At the IMF meeting Saturday, U.S. Treasury Secretary Timothy Geithner warned that time is running out, and that the threat of cascading default, and bank runs must be taken off the table.
In his recent trip to Europe, Geithner suggested the Europeans boost the size of their 440 billion euro rescue fund and take some lessons from the way the US used the $700 billion TARP fund to prop up big banks during it’s financial crisis.
Geithner was publicly rebuffed by some officials, not surprising, said Jacob Kirkegaard, a fellow at the Peterson Institute for International Economics.
“Probably the only thing more unpopular in Europe than bailing out Greece is bailing out banks,” Kirkegaard said.
Speaking from his native Denmark, Kirkegaard said he believes, in the end, Europe will do what needs to be done.
“But we’re going to see a continuation of this extreme volatility in financial markets for quite a while yet, because this is not something that’s going to be solved in the next couple of week or the next couple of months, so we’re in for a bumpy ride,” he said.

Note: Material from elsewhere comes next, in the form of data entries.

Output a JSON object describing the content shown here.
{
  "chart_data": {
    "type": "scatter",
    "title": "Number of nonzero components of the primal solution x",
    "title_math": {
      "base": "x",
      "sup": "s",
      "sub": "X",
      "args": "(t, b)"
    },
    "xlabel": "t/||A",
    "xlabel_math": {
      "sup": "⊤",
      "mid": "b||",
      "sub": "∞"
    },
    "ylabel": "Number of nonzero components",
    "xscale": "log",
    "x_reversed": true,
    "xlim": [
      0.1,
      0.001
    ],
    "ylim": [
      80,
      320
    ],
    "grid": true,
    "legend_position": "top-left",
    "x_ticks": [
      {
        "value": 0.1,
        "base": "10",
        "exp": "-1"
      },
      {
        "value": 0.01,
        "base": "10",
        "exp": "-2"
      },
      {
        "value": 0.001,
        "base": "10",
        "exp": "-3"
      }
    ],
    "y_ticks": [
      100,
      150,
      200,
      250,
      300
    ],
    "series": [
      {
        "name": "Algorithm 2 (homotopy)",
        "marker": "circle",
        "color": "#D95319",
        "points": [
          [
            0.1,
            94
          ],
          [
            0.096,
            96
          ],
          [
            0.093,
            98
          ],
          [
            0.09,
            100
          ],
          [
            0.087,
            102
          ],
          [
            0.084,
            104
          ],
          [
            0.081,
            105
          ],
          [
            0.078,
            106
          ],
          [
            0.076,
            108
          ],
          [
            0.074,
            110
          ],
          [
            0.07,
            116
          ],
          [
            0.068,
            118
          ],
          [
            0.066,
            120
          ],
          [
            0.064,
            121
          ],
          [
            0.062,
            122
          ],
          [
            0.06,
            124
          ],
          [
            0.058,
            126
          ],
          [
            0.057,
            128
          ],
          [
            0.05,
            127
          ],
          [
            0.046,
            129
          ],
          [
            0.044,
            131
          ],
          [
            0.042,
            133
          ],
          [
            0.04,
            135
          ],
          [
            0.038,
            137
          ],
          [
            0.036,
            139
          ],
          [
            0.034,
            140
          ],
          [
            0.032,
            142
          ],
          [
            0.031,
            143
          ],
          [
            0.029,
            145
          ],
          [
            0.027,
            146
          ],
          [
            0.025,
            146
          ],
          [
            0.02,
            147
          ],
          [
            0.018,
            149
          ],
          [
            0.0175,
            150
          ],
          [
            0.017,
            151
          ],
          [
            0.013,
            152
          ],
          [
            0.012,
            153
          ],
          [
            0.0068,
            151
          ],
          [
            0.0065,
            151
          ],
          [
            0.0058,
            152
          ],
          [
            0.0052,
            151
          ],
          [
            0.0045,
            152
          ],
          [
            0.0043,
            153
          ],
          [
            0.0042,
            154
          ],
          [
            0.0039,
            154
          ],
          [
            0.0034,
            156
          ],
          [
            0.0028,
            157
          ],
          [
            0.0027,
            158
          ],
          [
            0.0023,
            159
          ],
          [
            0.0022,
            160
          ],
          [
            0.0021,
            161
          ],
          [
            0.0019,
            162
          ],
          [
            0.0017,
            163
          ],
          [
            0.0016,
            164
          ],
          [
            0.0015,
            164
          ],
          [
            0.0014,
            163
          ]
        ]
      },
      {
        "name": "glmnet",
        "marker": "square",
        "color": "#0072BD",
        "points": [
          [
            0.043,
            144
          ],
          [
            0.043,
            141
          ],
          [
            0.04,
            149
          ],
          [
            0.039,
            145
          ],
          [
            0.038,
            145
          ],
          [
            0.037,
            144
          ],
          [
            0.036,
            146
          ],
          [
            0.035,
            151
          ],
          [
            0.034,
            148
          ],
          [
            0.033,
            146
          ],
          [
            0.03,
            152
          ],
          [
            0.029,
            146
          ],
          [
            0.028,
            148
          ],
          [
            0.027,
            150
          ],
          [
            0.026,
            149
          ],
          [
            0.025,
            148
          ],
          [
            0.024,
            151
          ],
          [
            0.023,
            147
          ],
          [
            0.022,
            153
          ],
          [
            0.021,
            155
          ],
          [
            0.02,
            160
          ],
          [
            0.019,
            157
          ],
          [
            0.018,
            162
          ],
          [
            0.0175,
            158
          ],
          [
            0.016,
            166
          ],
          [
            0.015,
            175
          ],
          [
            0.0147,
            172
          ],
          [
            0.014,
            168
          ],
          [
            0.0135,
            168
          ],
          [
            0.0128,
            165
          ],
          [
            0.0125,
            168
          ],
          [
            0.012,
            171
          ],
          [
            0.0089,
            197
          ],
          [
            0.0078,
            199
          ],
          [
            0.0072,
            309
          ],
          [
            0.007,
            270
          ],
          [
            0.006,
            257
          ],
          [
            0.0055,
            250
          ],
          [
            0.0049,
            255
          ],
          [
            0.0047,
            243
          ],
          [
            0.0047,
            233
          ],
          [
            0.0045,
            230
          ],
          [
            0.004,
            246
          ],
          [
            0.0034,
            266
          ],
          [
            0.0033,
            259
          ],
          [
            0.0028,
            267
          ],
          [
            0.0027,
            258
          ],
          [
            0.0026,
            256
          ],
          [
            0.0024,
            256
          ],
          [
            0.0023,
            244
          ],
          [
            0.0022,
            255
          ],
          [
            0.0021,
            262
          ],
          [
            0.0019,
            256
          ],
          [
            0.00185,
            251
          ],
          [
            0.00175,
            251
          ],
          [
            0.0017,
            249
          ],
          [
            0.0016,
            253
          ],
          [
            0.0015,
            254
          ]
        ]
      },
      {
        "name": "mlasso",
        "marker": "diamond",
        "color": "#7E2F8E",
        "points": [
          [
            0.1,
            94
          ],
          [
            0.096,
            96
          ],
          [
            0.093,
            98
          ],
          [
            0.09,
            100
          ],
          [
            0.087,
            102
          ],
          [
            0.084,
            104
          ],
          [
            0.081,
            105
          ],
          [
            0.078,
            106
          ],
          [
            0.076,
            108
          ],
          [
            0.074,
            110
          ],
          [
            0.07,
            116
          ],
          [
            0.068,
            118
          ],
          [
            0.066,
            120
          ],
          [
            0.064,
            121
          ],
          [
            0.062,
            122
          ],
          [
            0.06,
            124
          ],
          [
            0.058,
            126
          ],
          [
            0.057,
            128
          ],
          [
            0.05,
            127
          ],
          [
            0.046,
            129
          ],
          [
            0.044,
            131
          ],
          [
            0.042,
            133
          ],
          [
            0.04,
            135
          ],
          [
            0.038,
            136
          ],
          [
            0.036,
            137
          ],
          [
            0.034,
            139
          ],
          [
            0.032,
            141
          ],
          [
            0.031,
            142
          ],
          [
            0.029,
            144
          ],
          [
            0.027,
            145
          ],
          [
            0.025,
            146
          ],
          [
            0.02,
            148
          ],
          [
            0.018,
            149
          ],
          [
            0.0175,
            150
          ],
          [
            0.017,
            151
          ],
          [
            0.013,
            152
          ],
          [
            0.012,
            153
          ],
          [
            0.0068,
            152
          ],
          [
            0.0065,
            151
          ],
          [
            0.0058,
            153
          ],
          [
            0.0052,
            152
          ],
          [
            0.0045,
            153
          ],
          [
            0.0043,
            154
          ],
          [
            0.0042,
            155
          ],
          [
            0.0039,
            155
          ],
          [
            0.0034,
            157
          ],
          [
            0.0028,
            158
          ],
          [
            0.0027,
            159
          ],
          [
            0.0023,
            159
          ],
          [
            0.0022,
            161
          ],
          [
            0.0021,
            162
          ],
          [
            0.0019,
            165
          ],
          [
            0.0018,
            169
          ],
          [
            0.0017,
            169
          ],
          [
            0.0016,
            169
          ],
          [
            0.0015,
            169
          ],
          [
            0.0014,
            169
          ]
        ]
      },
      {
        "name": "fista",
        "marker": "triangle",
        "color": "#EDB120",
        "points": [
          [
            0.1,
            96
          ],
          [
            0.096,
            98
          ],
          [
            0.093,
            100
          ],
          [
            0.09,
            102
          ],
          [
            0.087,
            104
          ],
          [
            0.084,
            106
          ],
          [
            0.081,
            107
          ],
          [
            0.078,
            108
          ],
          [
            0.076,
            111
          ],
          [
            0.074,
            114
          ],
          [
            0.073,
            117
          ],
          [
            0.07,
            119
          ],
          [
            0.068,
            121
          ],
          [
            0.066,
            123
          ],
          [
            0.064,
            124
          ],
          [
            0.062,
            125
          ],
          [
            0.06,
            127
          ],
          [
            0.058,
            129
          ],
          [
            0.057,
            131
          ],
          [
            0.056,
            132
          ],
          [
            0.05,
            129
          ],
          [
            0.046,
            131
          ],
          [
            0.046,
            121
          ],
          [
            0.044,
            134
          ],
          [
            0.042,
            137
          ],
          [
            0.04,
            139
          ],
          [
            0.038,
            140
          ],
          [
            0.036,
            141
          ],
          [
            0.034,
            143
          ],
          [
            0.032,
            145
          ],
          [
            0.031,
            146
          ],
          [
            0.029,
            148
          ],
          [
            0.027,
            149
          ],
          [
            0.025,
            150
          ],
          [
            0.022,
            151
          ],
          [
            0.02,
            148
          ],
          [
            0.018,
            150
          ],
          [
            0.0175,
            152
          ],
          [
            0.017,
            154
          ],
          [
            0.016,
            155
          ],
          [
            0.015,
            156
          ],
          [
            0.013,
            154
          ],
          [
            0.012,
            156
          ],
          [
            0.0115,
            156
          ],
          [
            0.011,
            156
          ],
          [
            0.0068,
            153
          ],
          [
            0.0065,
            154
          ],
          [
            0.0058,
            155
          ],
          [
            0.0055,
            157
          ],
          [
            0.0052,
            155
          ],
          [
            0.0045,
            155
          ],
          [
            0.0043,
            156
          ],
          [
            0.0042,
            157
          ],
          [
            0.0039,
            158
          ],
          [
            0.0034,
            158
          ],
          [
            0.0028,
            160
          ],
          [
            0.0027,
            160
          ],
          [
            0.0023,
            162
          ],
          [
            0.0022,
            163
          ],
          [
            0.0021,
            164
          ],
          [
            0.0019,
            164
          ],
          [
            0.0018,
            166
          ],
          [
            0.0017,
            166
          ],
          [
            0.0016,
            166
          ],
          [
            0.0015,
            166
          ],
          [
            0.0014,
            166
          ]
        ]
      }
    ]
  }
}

That’s even if Greece gets the next installment of its bailout, which Kirkegaard believes it will.
At the end of the IMF meetings, Managing Director Christine Lagarde said its members were ready to take bold action.
“I myself was certainly very strongly encouraged by the purpose, the determination, the sense of absolute urgency that was shared among the membership,” Lagarde said.
For the Europeans, said Lagarde, the key is implementation of their July agreement. The German Parliament takes up the agreement this week.